Our Investment Strategy
As investors and sponsors, we focus our strategy on simple credit deals. We look to syndicate and partner with investors who share our philosophy and bring meaningful deals to the market.
Our experience lies in finance; non-bank financial institutions (NBFIs) looking to raise capital to onward lend to consumers, corporates, debt purchase — anything with an immediate cash flow. We focus on this strategy because it achieves two main objectives we believe everybody should look for in an investment: instant security over assets (i.e. loan books) and immediate cash flow generation.
The growth-stage, NBFIs have an advantage that sets them aside from most other growth-stage businesses — they can very quickly become cash flow positive.
We are not in the business of ten-year investment horizons; we leave that to the private equity sector. Private credit should be designed to be short-term, cheaper than equity (in the long term), but more expensive than public debt.
Origination
We choose to support companies with strong underwriting criteria, and we have a particular affinity for non-performing loans (NPLs), distressed or defaulted assets. Why is this? Income generation and capital growth.
We assess the underlying asset quality — but more importantly, the underwriting discipline. We measure less by traditional metrics and more by the institution’s ability to source, price, and manage the asset. The value lies in the purchasing power and the repeatability and scalability of the underwriting process.
Downside Protection
We manage downside protection by targeting over-collateralisation and minimising non-asset-bearing payments made from investor capital, such as operational expenditure.
The credit line should be used predominantly for revenue-generating activity, not overhead. This ensures the deployment of capital is efficient and directly linked to cash-generating assets for recourse directly to investors in the event of default. Moreover, we maintain active oversight during the term of the investment to monitor collateral values and ensure covenant discipline.
Predictable Upside
Our return expectations are defined upfront, with clearly structured terms and contracted yields. Predictability is essential, we are not looking for asymmetric equity-style outcomes.
We seek yield, not speculation. Therefore, we focus on structures that offer contractual interest payments, secured principal, and a defined exit timeline.

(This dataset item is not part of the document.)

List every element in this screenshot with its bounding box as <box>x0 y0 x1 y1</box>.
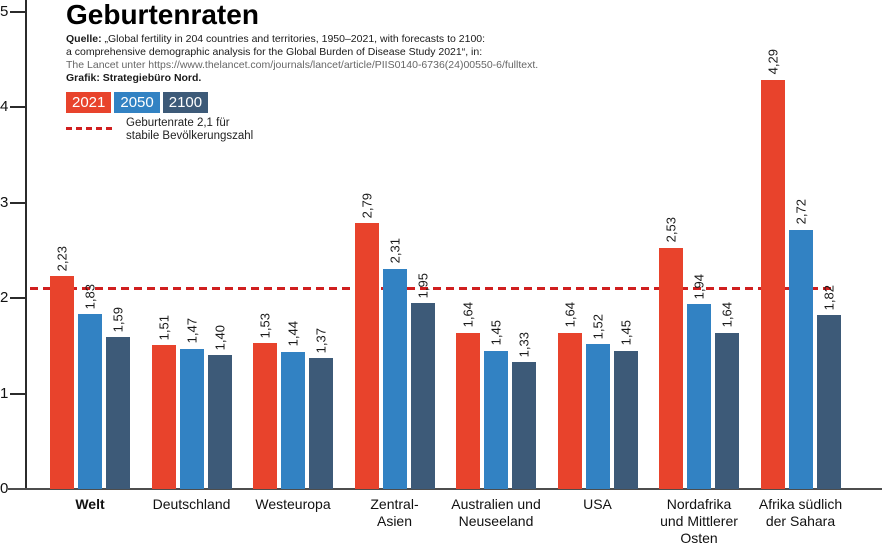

Where relevant, we also incorporate profit-share elements — but only where the base case return remains strong and independent of those variables.
Macroeconomic Factors
We build strategies that are macro-resilient, meaning they are designed to operate under various any economic conditions. In an environment of rising rates and tightening liquidity, we find opportunities where traditional capital sources retreat.

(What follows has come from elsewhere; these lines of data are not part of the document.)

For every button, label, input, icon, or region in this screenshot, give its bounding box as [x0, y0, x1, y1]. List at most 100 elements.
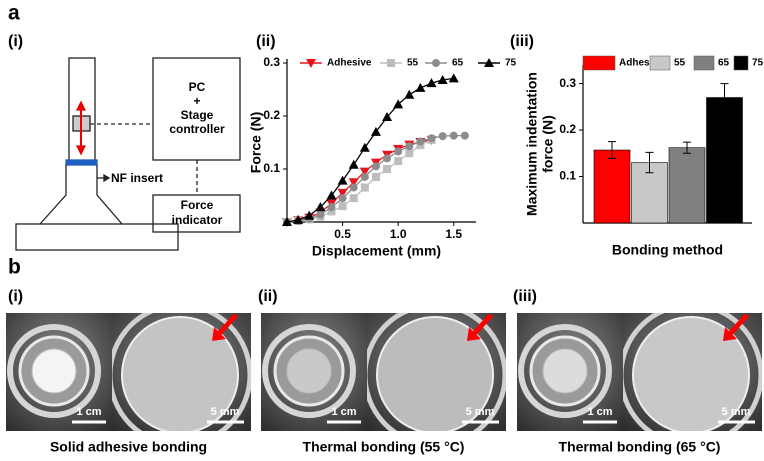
box-text: controller: [169, 122, 225, 136]
pointer-arrow: [727, 313, 749, 337]
scale-label: 5 mm: [466, 406, 495, 418]
data-point: [427, 134, 436, 143]
ring: [518, 324, 612, 418]
ring: [623, 313, 762, 431]
data-point: [438, 132, 447, 141]
box-text: Force: [181, 198, 214, 212]
data-point: [416, 137, 425, 146]
data-point: [383, 154, 392, 163]
legend-label: 75: [752, 58, 764, 69]
box-text: indicator: [172, 213, 223, 227]
data-point: [394, 157, 403, 166]
data-point: [415, 82, 426, 92]
data-point: [437, 74, 448, 84]
photo-right: 5 mm: [623, 313, 762, 431]
membrane: [121, 316, 239, 431]
y-axis-label: Force (N): [248, 112, 264, 173]
y-tick-label: 0.3: [559, 76, 576, 90]
data-point: [370, 126, 381, 136]
x-axis-label: Bonding method: [612, 242, 723, 258]
panel-label: b: [8, 256, 21, 279]
pointer-arrow: [471, 313, 493, 337]
x-tick-label: 0.5: [334, 227, 351, 241]
schematic: [15, 57, 241, 251]
data-point: [337, 175, 348, 185]
data-point: [393, 99, 404, 109]
subpanel-label: (ii): [256, 33, 276, 50]
series-line: [286, 77, 454, 223]
scale-label: 1 cm: [587, 406, 612, 418]
bar: [706, 97, 743, 224]
data-point: [327, 207, 336, 216]
legend-marker: [484, 58, 494, 67]
arrow-head: [467, 327, 481, 341]
subpanel-label: (i): [8, 33, 23, 50]
data-point: [349, 183, 358, 192]
y-tick-label: 0.2: [263, 108, 280, 122]
ring: [262, 324, 356, 418]
photo-left: 1 cm: [261, 313, 367, 431]
scale-label: 5 mm: [722, 406, 751, 418]
box-text: +: [193, 94, 200, 108]
box-text: Stage: [181, 108, 214, 122]
legend-label: Adhesive: [619, 58, 664, 69]
data-point: [348, 159, 359, 169]
subpanel-label: (iii): [513, 288, 537, 305]
legend-label: 55: [674, 58, 686, 69]
insert-label: NF insert: [111, 171, 163, 185]
subpanel-label: (ii): [258, 288, 278, 305]
membrane: [31, 348, 77, 394]
legend-swatch: [649, 55, 671, 71]
data-point: [316, 210, 325, 219]
membrane: [542, 348, 588, 394]
x-tick-label: 1.0: [390, 227, 407, 241]
y-tick-label: 0.1: [263, 161, 280, 175]
membrane: [286, 348, 332, 394]
membrane: [632, 316, 750, 431]
error-bar: [720, 83, 729, 112]
data-point: [360, 172, 369, 181]
caption: Thermal bonding (55 °C): [303, 439, 465, 455]
caption: Solid adhesive bonding: [50, 439, 207, 455]
arrow-head: [75, 100, 87, 111]
arrow-head: [212, 327, 226, 341]
y-axis-label: force (N): [540, 115, 556, 173]
legend-marker: [306, 59, 316, 68]
panel-label: a: [8, 2, 20, 25]
data-point: [327, 203, 336, 212]
legend-label: 55: [407, 58, 419, 69]
data-point: [282, 217, 292, 226]
box-text: PC: [189, 80, 206, 94]
data-point: [304, 210, 315, 220]
x-tick-label: 1.5: [445, 227, 462, 241]
base-plate: [15, 223, 179, 251]
data-point: [315, 202, 326, 212]
subpanel-label: (i): [8, 288, 23, 305]
arrow-head: [723, 327, 737, 341]
pointer-arrow: [216, 313, 238, 337]
arrow-head: [75, 145, 87, 156]
ring: [367, 313, 506, 431]
data-point: [383, 165, 392, 173]
legend-marker: [387, 59, 395, 67]
data-point: [394, 147, 403, 156]
photo-right: 5 mm: [367, 313, 506, 431]
data-point: [349, 194, 358, 203]
error-bar: [683, 141, 691, 154]
legend-swatch: [693, 55, 715, 71]
legend-label: Adhesive: [327, 58, 372, 69]
legend-label: 65: [452, 58, 464, 69]
data-point: [371, 162, 380, 171]
nf-insert: [65, 159, 98, 166]
data-point: [404, 89, 415, 99]
data-point: [338, 194, 347, 203]
holder-base: [39, 165, 123, 225]
subpanel-label: (iii): [510, 33, 534, 50]
data-point: [382, 112, 393, 122]
data-point: [360, 183, 369, 192]
ring: [7, 324, 101, 418]
data-point: [359, 167, 370, 177]
legend-label: 65: [718, 58, 730, 69]
error-bar: [645, 151, 654, 174]
data-point: [348, 178, 359, 188]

NBFIs often gain market share during dislocations, and we look to deploy capital in these cycles when pricing power is highest, and competition is weakest.

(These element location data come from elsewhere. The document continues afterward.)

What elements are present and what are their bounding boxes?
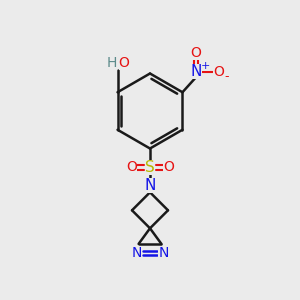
Text: H: H (107, 56, 117, 70)
Text: O: O (163, 160, 174, 174)
Text: O: O (119, 56, 130, 70)
Text: +: + (201, 61, 210, 71)
Text: O: O (126, 160, 137, 174)
Text: N: N (144, 178, 156, 193)
Text: O: O (190, 46, 201, 60)
Text: N: N (190, 64, 202, 80)
Text: O: O (213, 65, 224, 79)
Text: N: N (158, 246, 169, 260)
Text: S: S (145, 160, 155, 175)
Text: N: N (131, 246, 142, 260)
Text: -: - (225, 70, 229, 83)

Our conservative underwriting, focus on cash generative assets, and active partnership model means we are well-positioned across economic cycles, not just during the bull phase.
Summary - Investment Strategy:
We identify attractive, risk-adjusted opportunities from the UK, Europe, and North America that meet the following criteria:
- Company Type: Growth stage businesses with £1m to £5m EBITDA
- Geography: UK, Europe or North America
- Asset Type: Agnostic; tangible asset purchasing strategy, focused on non-bank financial institutions (NBFIs)
- Ownership: Private equity-backed or privately owned
- Issuance Size: Debt facilities ranging from £5m to £20m
- Investment Terms: 12–36-months
- Asset Coverage: Starting from 70%
- Returns: Risk-adjusted
- Investment Structure: Credit Linked Note
To Summarise
Private credit, when executed with discipline and focus, offers one of the most compelling value propositions in modern finance — yield, security, and liquidity.
Our strategy is built for institutions and individuals who value transparency, control, and measurable returns. We do not chase risk, but we know how to price it.
We are not generalists — we are specialists in short-duration, cash-yielding, asset-backed lending. That is our edge.